Un prototype EUV fonctionnel, mais encore embryonnaire dans des temps records : la démonstration de la force de la planification socialiste
Selon une enquête de Reuters reprise par le média spécialisé Les Numériques, des ingénieurs chinois ont réussi à mettre au point un prototype fonctionnel de machine de lithographie à ultraviolets extrêmes (EUV) dans un laboratoire hautement sécurisé à Shenzhen. Cette technologie, indispensable pour graver les circuits des puces les plus avancées — notamment celles utilisées dans l’intelligence artificielle ou les smartphones haut de gamme — était jusqu’à présent le monopole quasi absolu du groupe néerlandais ASML. Bien sûr la machine doit encore être optimisée, car certains aspects technologiques, dans l’optique notamment, doivent encore progresser : la photolithographie EUV moderne développée par ASML intègre des systèmes optiques d’une finesse extrême, produits notamment par l’entreprise allemande Zeiss, auxquels les Chinois n’ont toujours pas un accès indépendant. Rappelons que l’entreprise Zeiss, avec quelques autres, incarnait le savoir-faire industriel et technologique de la RDA, alors des plus imposants.

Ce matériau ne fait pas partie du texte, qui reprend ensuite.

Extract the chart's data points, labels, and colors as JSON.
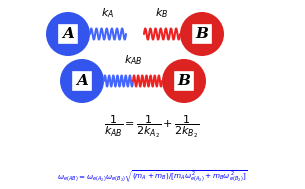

En parallèle, la Chine maitrise la production massive des puces de gravures moins fines. Les fabricants locaux comme Shanghai Micro Electronics Equipment (SMEE) et d’autres acteurs tels que SiCarrier développent des outils DUV et visent des capacités plus avancées, mais leurs systèmes sont destinés aux nœuds de gravure matures ou intermédiaires (comme le 28 nm et au-dessus), et peinent à rivaliser en fiabilité et en précision avec les machines ASML ou leurs équivalents japonais.
Si le PDG d’ASML, Christophe Fouquet, estimait encore en avril dernier qu’il faudrait “beaucoup, beaucoup d’années” à la Chine pour y parvenir, la réalité semble avoir rattrapé les prévisions plus vite que prévu. Car le prototype chinois de machine EUV a été achevé dès octobre 2025. Et il a été produit en contournant les sanctions américaines établies en 2018. Les versions récentes de machines ASML, comme les systèmes High-NA EUV capables de produire des nœuds inférieurs à 5nm ou au-delà, n’ont jamais été livrées en Chine.
L’ingénierie et l’industrie socialistes chinoises ont ainsi réussi en quelques années, en focalisant leurs moyens de façon façon à planifier et résoudre les difficultés techniques les plus importantes. Désormais la production industrielle de puces en EUV est prévue dès 2028. De fait, des brevets ont été déposés, témoignant de la maitrise de parties structurantes des process de gravure fine jusqu’à 3nm.
C’est là une nouvelle preuve très concrète de ce que, contrairement à ce qui est propagé par le bourrage de crâne anticommuniste en France, le communisme, ça marche.